IGF-1 is involved in normal vascular development and its deficiency has been correlated to pathologic findings in retinal vascularization (19). Low serum IGF-1 levels in VLBW preterm infants have been shown to be as strong a risk factor for ROP as gestational age and birth weight (20). This is thought to be due to the interaction between IGF-1 and VEGF. Low IGF-I levels contribute to poor vascular growth and a hypoxic maturing avascular retina, which eventually leads to increased VEGF production and neovascularization (20,21). Our data showed that IGF-1 was suppressed only in the serum, did not increase later in postnatal life, and continued to be low despite the presence of severe neovascularization. We previously showed that the ontogeny of IGF-1 in the developing retina is compartment-specific and that there is no correlation between the IGF-1 levels in the serum and in the retina (22). Thus, we believe that the low IGF-1 levels seen in the serum of the CL hypoxia group are not causative of the neovascularization since no significant changes were seen in the ocular compartment. This leads us to speculate that the low serum IGF-1 levels may be a consequence of low body weight and gestational age rather than a causal factor for ROP.

It has been suggested that GH may be of importance for angiogenesis (23,24). This is thought to be due to the effect of GH on IGF-1 with decreased GH levels leading to decreased IGF-1 synthesis (23). However, newborns are known to be in a state of GH resistance and this state may be exaggerated in ill preterm infants who are also at risk for ROP (25). In our study, severe neovascularization in all O2-exposed groups was not associated with changes in GH levels at any time or in any compartment, shedding doubt on a role for GH in OIR. The evidence of a support for our primary hypothesis is in the appearance of the retinal vasculature which demonstrated that upregulation of VEGF in response to CL hypoxia is marked and leads to characteristics similar to that seen in “plus disease.” These characteristics appear to emerge before recovery in RA. This could potentially explain the inability of supplemental O2 given during the recovery phase in the STOP-ROP trial to prevent ROP since the factors leading to neovascularization were already upregulated (26). Most previous studies have drawn conclusions based on the collection of serum data, the only media available in human studies. Since neovascularization results in the production of weak, leaky neovessels, it would be reasonable to speculate that a breakdown in the blood-ocular barrier would allow differences between the compartments to equalize. However, the present study demonstrates that this is only true for VEGF and not sVEGFR-1, IGF-I, or GH, suggesting increased VEGF production.

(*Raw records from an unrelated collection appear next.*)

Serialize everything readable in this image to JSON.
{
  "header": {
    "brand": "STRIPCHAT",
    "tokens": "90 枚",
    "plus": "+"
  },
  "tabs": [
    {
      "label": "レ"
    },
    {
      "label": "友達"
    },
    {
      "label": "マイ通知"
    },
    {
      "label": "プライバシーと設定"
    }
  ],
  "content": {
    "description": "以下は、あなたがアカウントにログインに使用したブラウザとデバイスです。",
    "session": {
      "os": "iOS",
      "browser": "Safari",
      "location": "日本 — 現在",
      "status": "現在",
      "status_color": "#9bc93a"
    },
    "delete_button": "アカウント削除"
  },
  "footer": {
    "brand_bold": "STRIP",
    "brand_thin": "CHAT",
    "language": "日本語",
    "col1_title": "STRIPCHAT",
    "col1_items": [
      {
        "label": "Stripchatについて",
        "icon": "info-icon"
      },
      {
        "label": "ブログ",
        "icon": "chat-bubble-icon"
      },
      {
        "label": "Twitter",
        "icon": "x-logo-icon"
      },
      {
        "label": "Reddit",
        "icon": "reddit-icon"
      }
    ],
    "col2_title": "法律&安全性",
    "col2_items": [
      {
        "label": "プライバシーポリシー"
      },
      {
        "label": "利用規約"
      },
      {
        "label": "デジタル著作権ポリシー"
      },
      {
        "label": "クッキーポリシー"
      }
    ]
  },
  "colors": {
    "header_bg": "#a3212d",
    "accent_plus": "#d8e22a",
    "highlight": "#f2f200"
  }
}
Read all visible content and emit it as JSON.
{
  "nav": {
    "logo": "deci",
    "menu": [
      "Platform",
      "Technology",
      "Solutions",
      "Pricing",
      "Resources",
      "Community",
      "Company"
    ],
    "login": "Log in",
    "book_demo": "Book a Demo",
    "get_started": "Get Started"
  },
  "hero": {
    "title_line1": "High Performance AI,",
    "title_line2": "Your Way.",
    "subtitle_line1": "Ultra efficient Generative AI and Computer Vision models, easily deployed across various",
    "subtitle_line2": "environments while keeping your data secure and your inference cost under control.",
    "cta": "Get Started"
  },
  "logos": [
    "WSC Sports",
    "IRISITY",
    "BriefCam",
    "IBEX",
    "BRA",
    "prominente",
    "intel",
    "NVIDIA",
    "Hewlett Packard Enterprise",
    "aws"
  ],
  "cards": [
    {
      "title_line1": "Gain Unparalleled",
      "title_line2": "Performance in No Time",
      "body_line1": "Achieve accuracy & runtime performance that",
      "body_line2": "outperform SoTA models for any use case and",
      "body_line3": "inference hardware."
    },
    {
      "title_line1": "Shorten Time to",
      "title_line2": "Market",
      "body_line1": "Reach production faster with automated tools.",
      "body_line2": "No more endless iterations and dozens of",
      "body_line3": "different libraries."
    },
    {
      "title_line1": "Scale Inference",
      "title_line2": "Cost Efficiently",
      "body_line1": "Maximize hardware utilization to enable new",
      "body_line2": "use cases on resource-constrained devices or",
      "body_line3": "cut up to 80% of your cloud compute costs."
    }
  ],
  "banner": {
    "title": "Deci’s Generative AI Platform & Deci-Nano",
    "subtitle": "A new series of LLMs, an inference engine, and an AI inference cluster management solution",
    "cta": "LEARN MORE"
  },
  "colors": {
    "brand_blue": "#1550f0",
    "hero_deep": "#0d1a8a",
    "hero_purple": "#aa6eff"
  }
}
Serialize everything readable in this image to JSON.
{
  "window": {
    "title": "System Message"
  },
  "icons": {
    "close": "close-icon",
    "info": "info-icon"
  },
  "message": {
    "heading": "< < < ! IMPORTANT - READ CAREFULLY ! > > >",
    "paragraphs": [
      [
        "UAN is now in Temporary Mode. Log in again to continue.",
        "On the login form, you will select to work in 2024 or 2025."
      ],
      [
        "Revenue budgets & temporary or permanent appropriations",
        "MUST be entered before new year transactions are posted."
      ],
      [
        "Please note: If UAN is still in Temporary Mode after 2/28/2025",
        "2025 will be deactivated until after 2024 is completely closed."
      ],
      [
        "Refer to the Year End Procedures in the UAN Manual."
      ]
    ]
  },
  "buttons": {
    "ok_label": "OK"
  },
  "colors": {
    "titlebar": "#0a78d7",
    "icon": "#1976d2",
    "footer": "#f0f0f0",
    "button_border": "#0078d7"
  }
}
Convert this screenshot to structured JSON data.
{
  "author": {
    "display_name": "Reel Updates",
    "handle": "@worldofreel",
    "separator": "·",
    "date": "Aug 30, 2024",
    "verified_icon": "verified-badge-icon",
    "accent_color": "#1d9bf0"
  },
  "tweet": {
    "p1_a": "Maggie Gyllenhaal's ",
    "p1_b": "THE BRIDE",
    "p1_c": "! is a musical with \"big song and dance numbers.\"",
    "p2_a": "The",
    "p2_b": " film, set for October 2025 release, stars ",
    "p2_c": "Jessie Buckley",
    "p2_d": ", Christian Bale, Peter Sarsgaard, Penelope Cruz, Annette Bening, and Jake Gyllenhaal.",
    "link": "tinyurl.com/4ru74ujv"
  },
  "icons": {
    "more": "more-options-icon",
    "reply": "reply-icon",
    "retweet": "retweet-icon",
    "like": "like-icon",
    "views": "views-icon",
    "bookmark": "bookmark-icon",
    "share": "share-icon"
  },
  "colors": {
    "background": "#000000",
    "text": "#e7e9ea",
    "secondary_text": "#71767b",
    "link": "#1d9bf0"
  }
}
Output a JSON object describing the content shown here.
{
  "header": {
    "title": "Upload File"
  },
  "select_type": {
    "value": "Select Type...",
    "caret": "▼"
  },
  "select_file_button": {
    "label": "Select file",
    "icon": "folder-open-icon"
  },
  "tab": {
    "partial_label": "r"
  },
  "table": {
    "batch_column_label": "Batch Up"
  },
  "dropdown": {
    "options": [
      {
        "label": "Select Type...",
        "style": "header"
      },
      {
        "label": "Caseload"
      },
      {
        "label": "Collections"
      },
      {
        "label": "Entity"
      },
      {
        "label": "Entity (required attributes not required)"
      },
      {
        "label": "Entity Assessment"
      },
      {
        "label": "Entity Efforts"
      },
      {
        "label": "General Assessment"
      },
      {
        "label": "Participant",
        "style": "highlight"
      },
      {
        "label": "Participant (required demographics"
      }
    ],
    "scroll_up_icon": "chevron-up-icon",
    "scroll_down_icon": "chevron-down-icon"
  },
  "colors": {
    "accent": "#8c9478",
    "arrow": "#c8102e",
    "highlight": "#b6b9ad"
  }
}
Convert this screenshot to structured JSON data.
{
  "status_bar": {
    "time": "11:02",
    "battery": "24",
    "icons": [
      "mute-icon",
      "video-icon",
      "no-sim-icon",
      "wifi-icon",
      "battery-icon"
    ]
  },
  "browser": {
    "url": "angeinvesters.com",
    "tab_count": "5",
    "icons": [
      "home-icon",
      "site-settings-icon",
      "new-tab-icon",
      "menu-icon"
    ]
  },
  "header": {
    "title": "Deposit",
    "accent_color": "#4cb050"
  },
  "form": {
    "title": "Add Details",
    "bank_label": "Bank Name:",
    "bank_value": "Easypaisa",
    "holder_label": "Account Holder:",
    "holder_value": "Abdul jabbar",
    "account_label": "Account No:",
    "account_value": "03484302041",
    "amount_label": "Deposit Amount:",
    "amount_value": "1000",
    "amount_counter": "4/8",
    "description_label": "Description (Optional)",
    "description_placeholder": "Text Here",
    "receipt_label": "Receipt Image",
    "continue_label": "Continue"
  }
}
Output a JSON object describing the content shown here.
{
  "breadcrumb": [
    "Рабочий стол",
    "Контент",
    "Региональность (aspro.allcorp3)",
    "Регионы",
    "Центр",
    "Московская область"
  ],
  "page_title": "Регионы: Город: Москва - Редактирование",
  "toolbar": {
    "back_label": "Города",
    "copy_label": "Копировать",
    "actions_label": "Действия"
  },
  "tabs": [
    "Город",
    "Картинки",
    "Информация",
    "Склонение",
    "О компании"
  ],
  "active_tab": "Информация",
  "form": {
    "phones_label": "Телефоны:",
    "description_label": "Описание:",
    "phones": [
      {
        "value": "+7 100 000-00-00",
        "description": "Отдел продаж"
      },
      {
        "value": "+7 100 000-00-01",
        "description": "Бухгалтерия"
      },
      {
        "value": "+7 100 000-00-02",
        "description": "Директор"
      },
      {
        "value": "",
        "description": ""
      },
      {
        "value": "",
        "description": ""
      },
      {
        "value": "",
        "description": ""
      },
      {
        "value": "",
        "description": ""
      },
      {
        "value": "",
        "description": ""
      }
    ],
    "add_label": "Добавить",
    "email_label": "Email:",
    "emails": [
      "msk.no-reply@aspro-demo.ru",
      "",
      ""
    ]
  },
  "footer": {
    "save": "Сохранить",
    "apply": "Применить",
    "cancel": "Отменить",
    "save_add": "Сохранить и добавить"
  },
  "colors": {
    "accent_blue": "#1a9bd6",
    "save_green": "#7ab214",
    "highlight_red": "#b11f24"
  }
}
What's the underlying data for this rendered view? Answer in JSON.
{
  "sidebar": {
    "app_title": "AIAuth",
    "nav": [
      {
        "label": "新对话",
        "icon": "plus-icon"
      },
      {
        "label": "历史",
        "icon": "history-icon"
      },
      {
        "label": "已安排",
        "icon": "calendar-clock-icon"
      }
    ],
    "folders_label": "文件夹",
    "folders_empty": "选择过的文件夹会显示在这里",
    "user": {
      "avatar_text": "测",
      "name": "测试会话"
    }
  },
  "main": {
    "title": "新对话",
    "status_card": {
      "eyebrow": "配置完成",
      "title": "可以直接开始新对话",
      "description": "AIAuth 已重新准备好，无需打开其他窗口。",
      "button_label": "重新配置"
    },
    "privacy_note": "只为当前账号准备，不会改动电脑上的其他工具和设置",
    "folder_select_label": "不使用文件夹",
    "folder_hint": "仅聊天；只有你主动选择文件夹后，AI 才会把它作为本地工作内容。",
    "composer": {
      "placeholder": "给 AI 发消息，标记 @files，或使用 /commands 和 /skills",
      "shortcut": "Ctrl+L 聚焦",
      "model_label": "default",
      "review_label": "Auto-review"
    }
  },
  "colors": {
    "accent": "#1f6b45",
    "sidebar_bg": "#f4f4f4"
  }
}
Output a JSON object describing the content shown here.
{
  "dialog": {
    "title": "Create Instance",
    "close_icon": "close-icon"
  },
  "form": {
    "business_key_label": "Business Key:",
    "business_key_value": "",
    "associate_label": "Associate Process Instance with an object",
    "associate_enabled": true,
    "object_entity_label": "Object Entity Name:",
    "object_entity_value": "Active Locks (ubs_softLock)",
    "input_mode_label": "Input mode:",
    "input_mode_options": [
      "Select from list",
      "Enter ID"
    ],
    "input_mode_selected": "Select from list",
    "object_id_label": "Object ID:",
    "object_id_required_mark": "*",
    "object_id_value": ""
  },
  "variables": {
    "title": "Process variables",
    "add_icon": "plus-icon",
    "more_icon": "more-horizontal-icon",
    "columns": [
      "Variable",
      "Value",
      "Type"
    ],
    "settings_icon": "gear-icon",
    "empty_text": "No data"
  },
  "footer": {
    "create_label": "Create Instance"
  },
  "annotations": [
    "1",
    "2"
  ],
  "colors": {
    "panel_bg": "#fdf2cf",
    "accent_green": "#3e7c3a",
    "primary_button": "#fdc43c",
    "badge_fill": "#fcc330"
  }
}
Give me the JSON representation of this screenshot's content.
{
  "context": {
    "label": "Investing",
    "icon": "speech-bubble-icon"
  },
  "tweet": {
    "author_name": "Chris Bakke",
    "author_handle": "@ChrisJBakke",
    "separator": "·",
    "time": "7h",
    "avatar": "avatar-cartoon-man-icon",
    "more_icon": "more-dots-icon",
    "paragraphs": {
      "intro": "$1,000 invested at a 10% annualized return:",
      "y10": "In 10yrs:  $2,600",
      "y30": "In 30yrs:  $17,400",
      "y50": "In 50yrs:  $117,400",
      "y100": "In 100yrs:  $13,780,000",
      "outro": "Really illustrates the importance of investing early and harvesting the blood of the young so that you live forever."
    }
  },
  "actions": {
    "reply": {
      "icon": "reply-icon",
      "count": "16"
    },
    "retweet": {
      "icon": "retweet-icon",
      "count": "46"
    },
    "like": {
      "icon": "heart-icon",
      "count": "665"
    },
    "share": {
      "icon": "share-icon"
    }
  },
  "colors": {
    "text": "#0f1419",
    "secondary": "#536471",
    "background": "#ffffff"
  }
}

In summary, we have shown that clustering episodes of hypoxia results in a more severe form of OIR than DP episodes; characteristics consistent with “plus disease” emerge as early as during phase 1; endogenous sVEGFR-1 production may be age-dependent; and compartment-specific differences in sVEGFR-1, IGF-I, and GH persist in OIR. The implications of these findings are that VLBW infants who experience CL episodes of hypoxia during prolonged hyperoxia are at a higher risk for severe ROP. Because of possible compartmental-specific differences, caution is emphasized when anti-growth factor therapies are proposed for the treatment of OIR.